Applying design thinking to help teams approve spend across government

Using design sprints to marry policy and delivery.

#oneteamgov is a movement across government that seeks to better align policy and delivery. We have adopted the same ethos for our work with the Government Digital Service (GDS) standards assurance team.

In the past, policy teams have designed technical or product solutions to problems without working with end users to understand their needs. It’s been recognised by many that in order to build better public services, policy and delivery should work as one. We think this is where design sprints can help public sector teams work as #oneteamgov.

Design sprints allow teams to build trust between policy and delivery by getting them to work together on a solution. They ensure that solutions are designed based on user needs by testing and iterating right away.

By working in this way, the outcome of each design sprint is something tangible that has had input from delivery, policy, users, and stakeholders. Design sprints can be completed with comparatively small effort, time and cost.

Using a design-led approach to improve internal services

The standards assurance team at GDS reviews, advises and approves departmental spend on digital and technology projects. We’re working with the team on an alpha to improve the systems and tools used for assessing digital and technology activities across government.

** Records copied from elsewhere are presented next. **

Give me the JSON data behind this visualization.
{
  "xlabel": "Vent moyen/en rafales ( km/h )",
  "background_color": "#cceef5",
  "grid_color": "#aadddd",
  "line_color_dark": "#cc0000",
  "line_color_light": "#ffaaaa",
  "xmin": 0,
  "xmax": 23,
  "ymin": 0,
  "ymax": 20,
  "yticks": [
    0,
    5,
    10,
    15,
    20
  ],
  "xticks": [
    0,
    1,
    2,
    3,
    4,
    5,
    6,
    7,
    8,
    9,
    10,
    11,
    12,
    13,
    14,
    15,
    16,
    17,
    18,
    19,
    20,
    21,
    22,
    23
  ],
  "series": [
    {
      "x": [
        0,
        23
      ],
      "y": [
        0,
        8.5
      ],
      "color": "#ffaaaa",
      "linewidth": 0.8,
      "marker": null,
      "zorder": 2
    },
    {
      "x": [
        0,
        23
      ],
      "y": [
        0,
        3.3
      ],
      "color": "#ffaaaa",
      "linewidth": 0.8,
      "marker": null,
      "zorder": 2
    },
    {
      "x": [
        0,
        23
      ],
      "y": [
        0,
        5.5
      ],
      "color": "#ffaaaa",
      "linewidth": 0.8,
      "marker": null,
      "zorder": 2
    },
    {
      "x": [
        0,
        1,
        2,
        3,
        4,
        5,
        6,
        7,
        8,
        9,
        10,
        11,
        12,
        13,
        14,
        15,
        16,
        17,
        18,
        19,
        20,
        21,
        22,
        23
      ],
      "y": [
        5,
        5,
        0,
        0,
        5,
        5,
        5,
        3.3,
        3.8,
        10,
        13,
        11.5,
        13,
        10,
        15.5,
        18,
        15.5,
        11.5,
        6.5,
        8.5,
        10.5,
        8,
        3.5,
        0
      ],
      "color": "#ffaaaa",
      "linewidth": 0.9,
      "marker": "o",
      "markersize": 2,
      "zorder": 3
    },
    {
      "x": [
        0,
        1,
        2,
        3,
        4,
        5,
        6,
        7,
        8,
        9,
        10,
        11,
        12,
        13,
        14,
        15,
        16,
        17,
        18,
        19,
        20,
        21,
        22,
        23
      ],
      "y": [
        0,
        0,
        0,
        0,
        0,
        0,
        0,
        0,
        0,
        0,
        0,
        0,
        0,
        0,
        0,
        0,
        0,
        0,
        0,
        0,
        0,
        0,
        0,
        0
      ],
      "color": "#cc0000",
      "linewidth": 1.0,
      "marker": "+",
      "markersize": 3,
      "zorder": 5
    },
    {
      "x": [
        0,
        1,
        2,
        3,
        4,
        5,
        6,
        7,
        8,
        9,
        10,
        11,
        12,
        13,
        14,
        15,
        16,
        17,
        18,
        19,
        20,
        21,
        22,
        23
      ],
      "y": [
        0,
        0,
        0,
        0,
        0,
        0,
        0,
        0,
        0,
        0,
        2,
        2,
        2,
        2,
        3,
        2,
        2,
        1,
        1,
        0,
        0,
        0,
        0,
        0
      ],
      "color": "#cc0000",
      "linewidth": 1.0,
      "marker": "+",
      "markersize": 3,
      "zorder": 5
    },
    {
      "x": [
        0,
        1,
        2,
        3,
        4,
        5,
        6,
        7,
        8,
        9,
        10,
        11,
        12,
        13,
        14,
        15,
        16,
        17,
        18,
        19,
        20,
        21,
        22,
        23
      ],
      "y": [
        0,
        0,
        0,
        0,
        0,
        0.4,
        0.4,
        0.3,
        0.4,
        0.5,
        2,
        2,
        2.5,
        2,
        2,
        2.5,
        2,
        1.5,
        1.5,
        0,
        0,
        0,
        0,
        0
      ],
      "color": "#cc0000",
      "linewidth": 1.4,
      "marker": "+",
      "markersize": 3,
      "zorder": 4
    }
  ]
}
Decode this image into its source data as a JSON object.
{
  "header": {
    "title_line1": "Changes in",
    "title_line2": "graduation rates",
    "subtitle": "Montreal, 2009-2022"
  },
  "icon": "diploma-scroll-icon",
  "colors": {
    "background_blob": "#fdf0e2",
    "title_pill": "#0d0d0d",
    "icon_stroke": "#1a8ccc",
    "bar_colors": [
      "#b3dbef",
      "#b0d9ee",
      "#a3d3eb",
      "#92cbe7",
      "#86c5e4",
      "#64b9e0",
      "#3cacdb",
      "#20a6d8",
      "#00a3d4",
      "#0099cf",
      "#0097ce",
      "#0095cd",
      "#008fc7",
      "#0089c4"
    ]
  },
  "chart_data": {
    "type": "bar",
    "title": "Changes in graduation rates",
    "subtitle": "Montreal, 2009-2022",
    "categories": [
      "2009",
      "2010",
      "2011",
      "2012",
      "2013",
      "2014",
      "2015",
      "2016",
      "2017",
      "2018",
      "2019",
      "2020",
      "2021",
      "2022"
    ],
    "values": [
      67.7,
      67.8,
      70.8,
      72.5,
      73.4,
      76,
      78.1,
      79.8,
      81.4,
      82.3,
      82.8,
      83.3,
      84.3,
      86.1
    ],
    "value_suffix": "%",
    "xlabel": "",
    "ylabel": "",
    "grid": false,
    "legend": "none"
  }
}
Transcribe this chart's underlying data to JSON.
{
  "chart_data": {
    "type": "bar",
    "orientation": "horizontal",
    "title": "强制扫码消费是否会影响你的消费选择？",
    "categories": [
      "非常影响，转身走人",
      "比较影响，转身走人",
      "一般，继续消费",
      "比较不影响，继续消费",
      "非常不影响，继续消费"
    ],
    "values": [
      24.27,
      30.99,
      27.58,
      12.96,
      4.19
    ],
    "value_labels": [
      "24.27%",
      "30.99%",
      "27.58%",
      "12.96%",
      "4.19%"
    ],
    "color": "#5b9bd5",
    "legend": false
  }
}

During the discovery phase, we investigated the day-to-day working practices of the teams who are responsible for assessing digital and technology activities in departments. We found that users had created their own workarounds and shadow systems to do their work, because the existing tool didn’t fully support their needs. Research also uncovered points of friction in the process as a result of competing user needs.

In alpha, we’re using design sprints and co-design workshops so that users and stakeholders can come up with their own solutions that support their needs and those of others. By prototyping early, we’ll have something tangible to test and iterate with real users.

Together, this can enable us to re-imagine a spend controls service that supports assurance teams and improves collaboration between people who work with each other to get spend approved.   

Adapting design sprints to consider an evolving process and competing user needs

The approach we’re taking is best described by this picture below. Following an inception phase, we split the work into five two-week sprints. Four of the sprints will allow us to focus on and explore solutions from the perspective of the four user groups we identified in discovery. We plan to use a fifth sprint to develop and test an alpha service based on the learnings of the previous design sprints.

Img 1: alpha approach consisting of four design sprints and a demo sprint to synthesise findings into recommendations for Beta. Each sprint will explore the main stages in user journey from the perspective of four major user groups.

We adapted the well known Google Ventures design sprint for the project as we wanted to make sure we included as many users and stakeholders as possible. Each design sprint is split into five phases – define, design, make, learn and share.

Img 2: five-phase design sprint

Phase 1: Define

Together we review our focus, what we think we know and where the gaps are. Based on this, we select a hypothesis to challenge, user needs to bring into co-design workshops and a list of questions to answer.

Phase 2: Design

This phase in each sprint includes design contributors and representatives of the user group we’re focusing on. Structured as a workshop, it’s made up of two activities: journey mapping and sketching. Both include some discussion, iterating and merging of ideas. The latter is inspired by the ‘design funnel’ which means coming up with as many ideas as possible and then adding/discarding until there’s a winner.

Phase 3: Make

Taking the data from design activities, we refine our user journeys and stories. Working together, we build and review prototypes and plan upcoming testing sessions in more detail.

Phase 4: Learn

At this point, we’re ready to get users to test the prototype. We also include contextual questions and validate the user stories we’ve written. Team members are encouraged to observe and take notes.

We finish this by analysing data and producing a slide deck which includes snippets of data to share at our end of sprint show and tell.

Phase 5: Share

This is a show and tell for the wider team and project stakeholders. We’re following the GOV.UK design principle of working in the open.

Moving forward

We’re now in our fourth sprint and have a better understanding of the context and journeys of both GDS technical advisors and teams in departments. Together, we’ve sketched out solutions to support their needs and day-to-day work. We’re now busy making and planning for testing sessions as well as iterating prototypes. We’ll share what we learn from this work and how this approach can be iterated and improved for use by other public sector teams.